Using this gem, the implementation is the same in dev and prod, and it is frictionless since the templates render when Rails boots.
Development
After checking out the repo, run bin/setup to install dependencies. You can also run bin/console for an interactive prompt that will allow you to experiment. See below for testing instructions.
To install this gem onto your local machine, run bundle exec rake install.

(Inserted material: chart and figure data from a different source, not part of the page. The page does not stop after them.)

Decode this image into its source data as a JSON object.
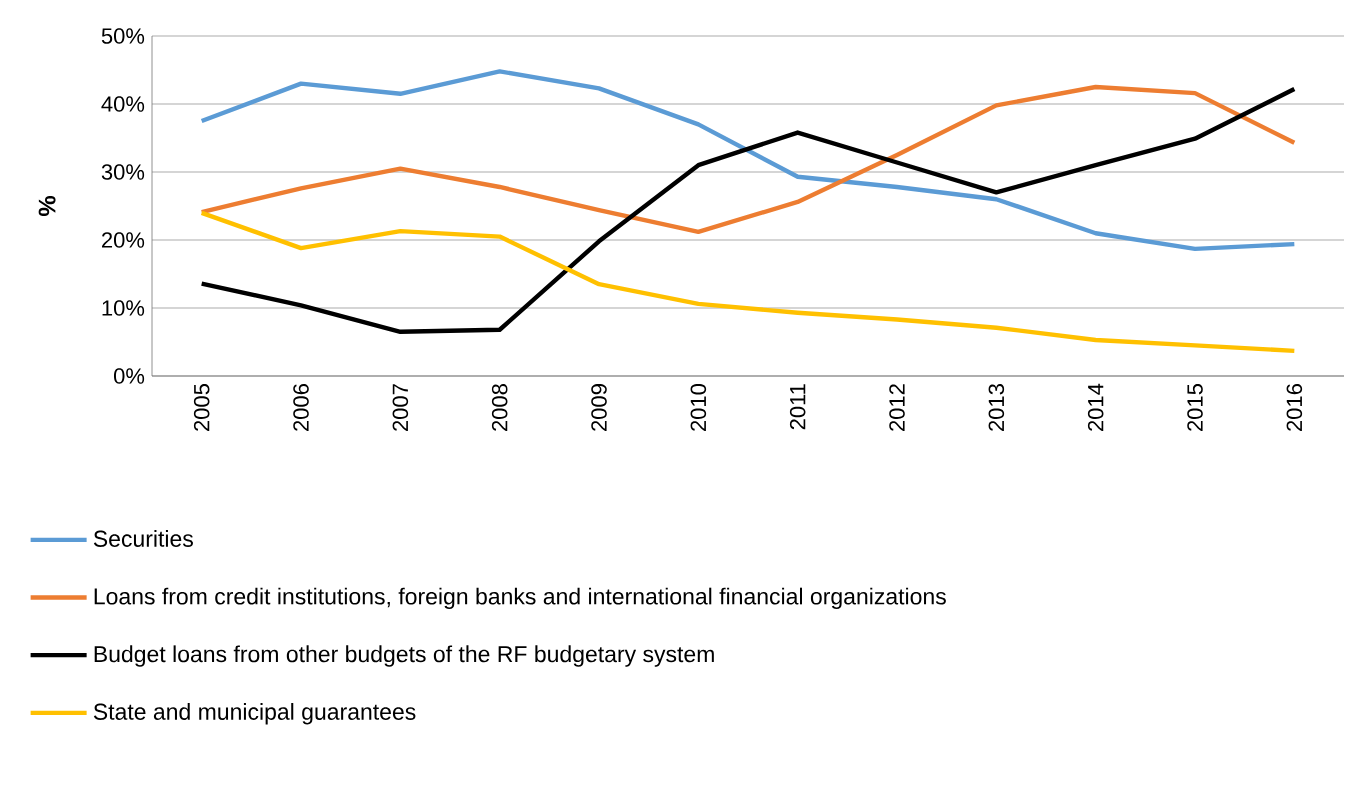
{
  "chart_data": {
    "type": "line",
    "ylabel": "%",
    "categories": [
      "2005",
      "2006",
      "2007",
      "2008",
      "2009",
      "2010",
      "2011",
      "2012",
      "2013",
      "2014",
      "2015",
      "2016"
    ],
    "ylim": [
      0,
      50
    ],
    "yticks": [
      {
        "value": 0,
        "label": "0%"
      },
      {
        "value": 10,
        "label": "10%"
      },
      {
        "value": 20,
        "label": "20%"
      },
      {
        "value": 30,
        "label": "30%"
      },
      {
        "value": 40,
        "label": "40%"
      },
      {
        "value": 50,
        "label": "50%"
      }
    ],
    "grid": "y",
    "legend": "bottom",
    "marker": "none",
    "line_style": "solid",
    "series": [
      {
        "name": "Securities",
        "color": "#5b9bd5",
        "values": [
          37.5,
          43,
          41.5,
          44.8,
          42.3,
          37,
          29.3,
          27.8,
          26,
          21,
          18.7,
          19.4
        ]
      },
      {
        "name": "Loans from credit institutions, foreign banks and international financial organizations",
        "color": "#ed7d31",
        "values": [
          24.1,
          27.6,
          30.5,
          27.8,
          24.4,
          21.2,
          25.6,
          32.5,
          39.8,
          42.5,
          41.6,
          34.3
        ]
      },
      {
        "name": "Budget loans from other budgets of the RF budgetary system",
        "color": "#000000",
        "values": [
          13.6,
          10.4,
          6.5,
          6.8,
          19.8,
          31,
          35.8,
          31.4,
          27,
          31,
          34.9,
          42.2
        ]
      },
      {
        "name": "State and municipal guarantees",
        "color": "#ffc000",
        "values": [
          24,
          18.8,
          21.3,
          20.5,
          13.5,
          10.6,
          9.3,
          8.3,
          7.1,
          5.3,
          4.5,
          3.7
        ]
      }
    ]
  }
}
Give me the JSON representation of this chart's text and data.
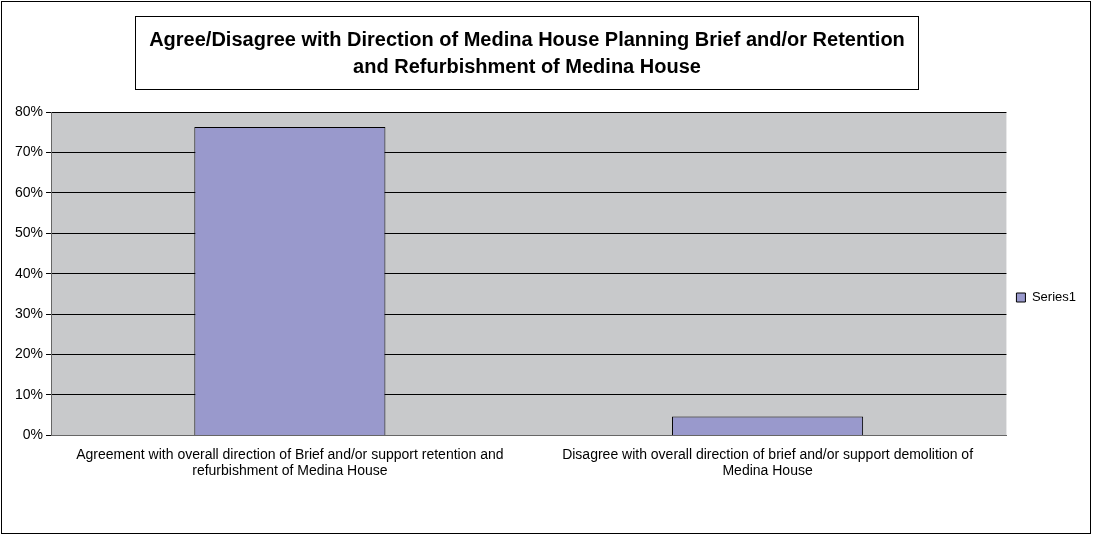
{
  "chart_data": {
    "type": "bar",
    "title": "Agree/Disagree with Direction of Medina House Planning Brief and/or Retention and Refurbishment of Medina House",
    "categories": [
      "Agreement with overall direction of Brief and/or support retention and refurbishment of Medina House",
      "Disagree with overall direction of brief and/or support demolition of Medina House"
    ],
    "series": [
      {
        "name": "Series1",
        "color": "#9999cc",
        "values": [
          76.3,
          4.7
        ]
      }
    ],
    "ylim": [
      0,
      80
    ],
    "yticks": [
      {
        "value": 0,
        "label": "0%"
      },
      {
        "value": 10,
        "label": "10%"
      },
      {
        "value": 20,
        "label": "20%"
      },
      {
        "value": 30,
        "label": "30%"
      },
      {
        "value": 40,
        "label": "40%"
      },
      {
        "value": 50,
        "label": "50%"
      },
      {
        "value": 60,
        "label": "60%"
      },
      {
        "value": 70,
        "label": "70%"
      },
      {
        "value": 80,
        "label": "80%"
      }
    ],
    "grid": "y",
    "legend": "right"
  }
}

To release a new version, update the version number in version.rb, and then run bundle exec rake release, which will create a git tag for the version, push git commits and tags, and push the .gem file to rubygems.org.
Testing
Testing is easiest by running Consul and Vault in Docker. Just boot up their minimal containers:
$ docker pull consul
$ docker pull vault
$ docker run -d --name=dev-consul -p 8500:8500 consul
$ docker run -d --name=dev-vault -p 8200:8200 --cap-add=IPC_LOCK -e 'VAULT_DEV_ROOT_TOKEN_ID=94e1a9ed-5d72-5677-27ab-ebc485cca368' vault
Then run bundle exec rspec, or bundle exec guard.
Contributing
Bug reports and pull requests are welcome on GitHub at https://github.com/veracross/consult.
License
The gem is available as open source under the terms of the MIT License.